9. There is no evidence in the record to support plaintiff's claim that defendants have conspired to violate his constitutionally protected rights under color of law; hence, no cause of action arises under 42 U.S.C. § 1985.

10. Since we find and hold that plaintiff's rights, privileges, and immunities, as secured by the Constitution, have not been violated, it is unnecessary for us to consider the issue of sovereign immunity and other matters related to determining damages.

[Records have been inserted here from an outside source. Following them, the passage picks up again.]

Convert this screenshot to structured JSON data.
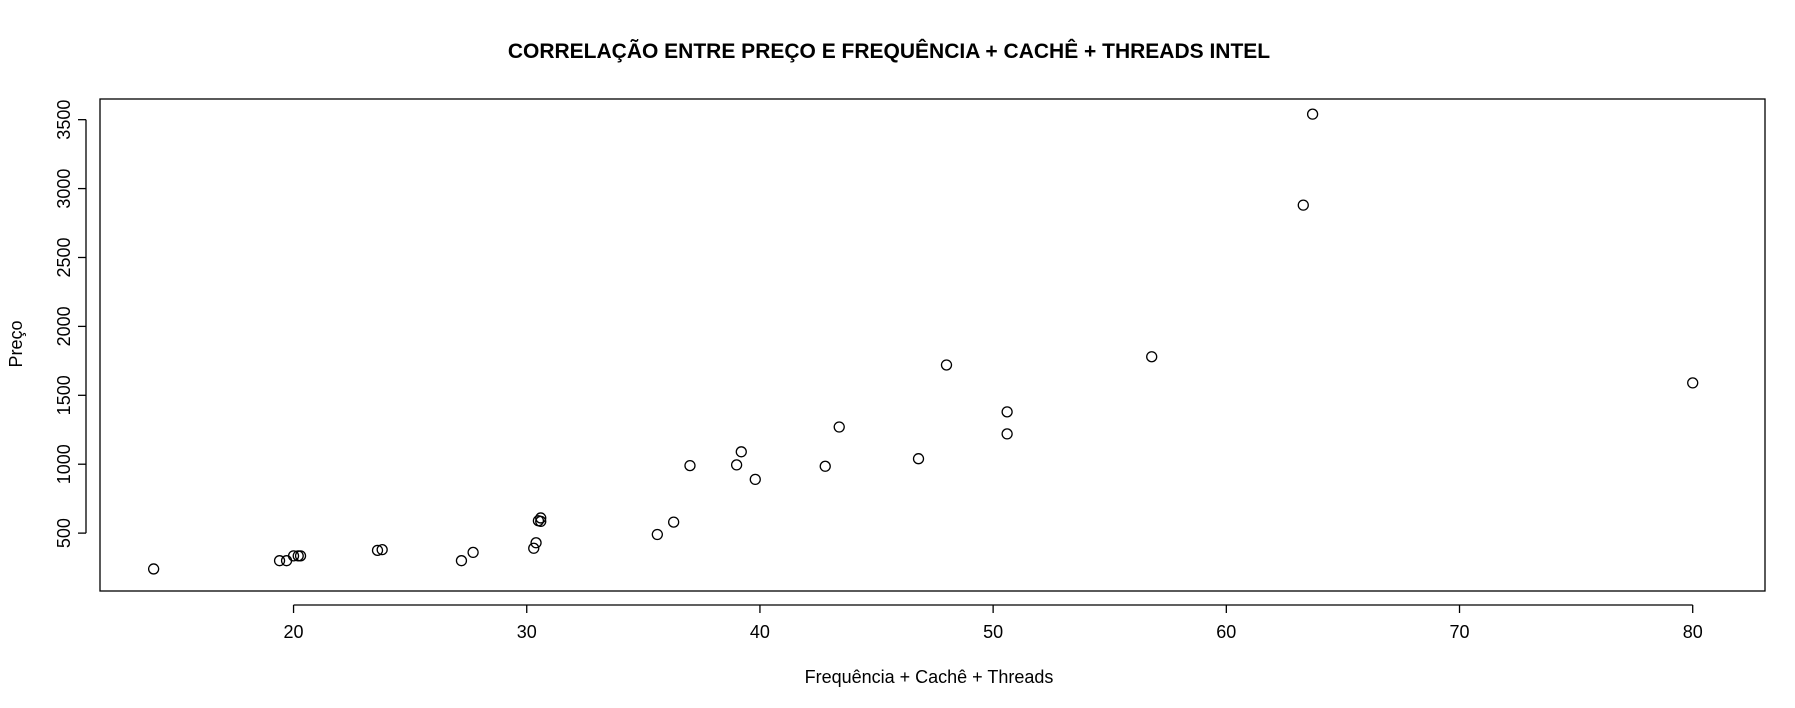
{
  "chart_data": {
    "type": "scatter",
    "title": "CORRELAÇÃO ENTRE PREÇO E  FREQUÊNCIA + CACHÊ + THREADS INTEL",
    "xlabel": "Frequência + Cachê + Threads",
    "ylabel": "Preço",
    "xlim": [
      11.7,
      83.1
    ],
    "ylim": [
      80,
      3650
    ],
    "x_ticks": [
      20,
      30,
      40,
      50,
      60,
      70,
      80
    ],
    "y_ticks": [
      500,
      1000,
      1500,
      2000,
      2500,
      3000,
      3500
    ],
    "grid": false,
    "marker": "open-circle",
    "x": [
      14.0,
      19.4,
      19.7,
      20.0,
      20.2,
      20.3,
      23.6,
      23.8,
      27.2,
      27.7,
      30.3,
      30.4,
      30.5,
      30.6,
      30.6,
      35.6,
      36.3,
      37.0,
      39.0,
      39.2,
      39.8,
      42.8,
      43.4,
      46.8,
      48.0,
      50.6,
      50.6,
      56.8,
      63.3,
      63.7,
      80.0
    ],
    "y": [
      240,
      300,
      300,
      335,
      335,
      335,
      375,
      380,
      300,
      360,
      390,
      430,
      590,
      585,
      610,
      490,
      580,
      990,
      995,
      1090,
      890,
      985,
      1270,
      1040,
      1720,
      1380,
      1220,
      1780,
      2880,
      3540,
      1590
    ]
  }
}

11. When the merits of this case are analyzed, we have before us merely an unfortunate instance of business failure. We may not rule that the City was under a legal duty to grant a public subsidy to a private business enterprise in order to permit it to operate profitably; or to raise rates when, in the judgment of the Council, to do so might not have placed plaintiff's business on a profitable basis and might actually have increased its losses. The Council was under no duty to raise the maximum fee schedule to a point which guaranteed the corporation any particular rate return. Moreover, based upon its continuing threats to cease business, the Council acted in a reasonable and prudent manner in providing an ambulance service vital to the citizens of the City, which it could not have done if the corporation made good on its threats. Indeed, initiation of this service was one of the alternatives suggested by plaintiff itself in its newspaper advertisements.

12. For the foregoing reasons, complainant's suit is dismissed at its cost.

A proper decree, pursuant to our local Rule 9, should be presented.